Read [references/sentiment-and-output.md](references/sentiment-and-output.md) for:
- The **normalized mention record** schema (use it as the row shape for both analysis and the dataset output).
- The **sentiment method + guardrails** (classify from text as written; sarcasm/ambiguous → `mixed`; always report counts *and* percentages with the denominator).
- **Theme clustering** — where the actionable insight lives.
- **Output templates** — A (digest report), B (structured dataset), C (both).
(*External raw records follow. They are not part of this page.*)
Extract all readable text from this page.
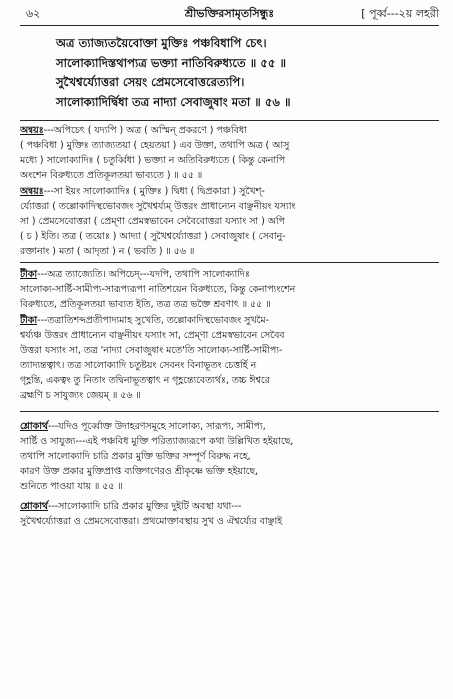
৬২	শ্রীভক্তিরসামৃতসিন্ধুঃ	[ পূর্ব্ব---২য় লহরী
অত্র ত্যাজ্যতয়ৈবোক্তা মুক্তিঃ পঞ্চবিধাপি চেৎ।
সালোক্যাদিস্তথাপ্যত্র ভক্ত্যা নাতিবিরুধ্যতে ॥ ৫৫ ॥
সুখৈশ্বর্য্যোত্তরা সেয়ং প্রেমসেবোত্তরেত্যপি।
সালোক্যাদির্দ্বিধা তত্র নাদ্যা সেবাজুষাং মতা ॥ ৫৬ ॥
অন্বয়ঃ---অপিচেৎ ( যদ্যপি ) অত্র ( অস্মিন্ প্রকরণে ) পঞ্চবিধা
( পঞ্চবিধা ) মুক্তিঃ ত্যাজ্যতয়া ( হেয়তয়া ) এব উক্তা, তথাপি অত্র ( আসু
মধ্যে ) সালোক্যাদিঃ ( চতুর্ব্বিধা ) ভক্ত্যা ন অতিবিরুধ্যতে ( কিন্তু কেনাপি
অংশেন বিরুধ্যতে প্রতিকূলতয়া ভাব্যতে ) ॥ ৫৫ ॥
অন্বয়ঃ---সা ইয়ং সালোক্যাদিঃ ( মুক্তিঃ ) দ্বিধা ( দ্বিপ্রকারা ) সুখৈশ্-
র্য্যোত্তরা ( তল্লোকাদিস্থভোবজং সুখৈশ্বর্য্যম্ উত্তরং প্রাধান্যেন বাঞ্ছনীয়ং যস্যাং
সা ) প্রেমসেবোত্তরা ( প্রেম্ণা প্রেমস্বভাবেন সেবৈবোত্তরা যস্যাং সা ) অপি
( চ ) ইতি। তত্র ( তয়োঃ ) আদ্যা ( সুখৈশ্বর্য্যোত্তরা ) সেবাজুষাং ( সেবানু-
রক্তানাং ) মতা ( আদৃতা ) ন ( ভবতি ) ॥ ৫৬ ॥
টীকা---অত্র ত্যাজ্যেতি। অপিচেদ্---যদপি, তথাপি সালোক্যাদিঃ
সালোক্য-সার্ষ্টি-সামীপ্য-সারূপ্যরূপা নাতিশয়েন বিরুধ্যতে, কিন্তু কেনাপ্যংশেন
বিরুধ্যতে, প্রতিকূলতয়া ভাব্যত ইতি, তত্র তত্র ভক্তৈ শ্রবণাৎ ॥ ৫৫ ॥
টীকা---তত্রাতিশব্দপ্রতীপাদ্যমাহ সুখেতি, তল্লোকাদিস্থভোবজং সুখমৈ-
শ্বর্য্যঞ্চ উত্তরং প্রাধান্যেন বাঞ্ছনীয়ং যস্যাং সা, প্রেম্ণা প্রেমস্বভাবেন সেবৈব
উত্তরা যস্যাং সা, তত্র 'নাদ্যা সেবাজুষাং মতে'তি সালোক্য-সার্ষ্টি-সামীপ্য-
ত্যাদ্যন্তত্বাৎ। তত্র সালোক্যাদি চতুষ্টয়ং সেবনং বিনাভূতং চেত্তর্হি ন
গৃহ্ণন্তি, একত্বং তু নিতাং তদ্বিনাভূতত্বাৎ ন গৃহ্ণন্ত্যেবেত্যর্থঃ, তচ্চ ঈশ্বরে
ব্রহ্মণি চ সাযুজ্যং জেয়ম্ ॥ ৫৬ ॥
শ্লোকার্থ---যদিও পূর্ব্বোক্ত উদাহরণসমূহে সালোক্য, সারূপ্য, সামীপ্য,
সার্ষ্টি ও সাযুজ্য---এই পঞ্চবিধ মুক্তি পরিত্যাজ্যরূপে কথা উল্লিখিত হইয়াছে,
তথাপি সালোক্যাদি চারি প্রকার মুক্তি ভক্তির সম্পূর্ণ বিরুদ্ধ নহে,
কারণ উক্ত প্রকার মুক্তিপ্রাপ্ত ব্যক্তিগণেরও শ্রীকৃষ্ণে ভক্তি হইয়াছে,
শুনিতে পাওয়া যায় ॥ ৫৫ ॥
শ্লোকার্থ---সালোক্যাদি চারি প্রকার মুক্তির দুইটি অবস্থা যথা---
সুখৈশ্বর্য্যোত্তরা ও প্রেমসেবোত্তরা। প্রথমোক্তাবস্থায় সুখ ও ঐশ্বর্য্যের বাঞ্ছাই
## Output Quality Standards

1. **Every mention has a source URL** — no unattributed claims.
2. **Facts separate from interpretation** — the quote is the fact; your sentiment label is interpretation. Keep them distinct.
3. **Percentages always carry N** — "61% positive of 142 classified mentions", never a bare percentage.
4. **Be honest about gaps** — list platforms that returned nothing this window. Note small samples that can't generalize.
5. **Date-stamp everything** — "Data collected on <date> · window: last <N> days".
6. **End with "So what"** — every report closes with 2–4 actionable recommendations, each grounded in a theme from the data. Raw mentions without interpretation are not a deliverable.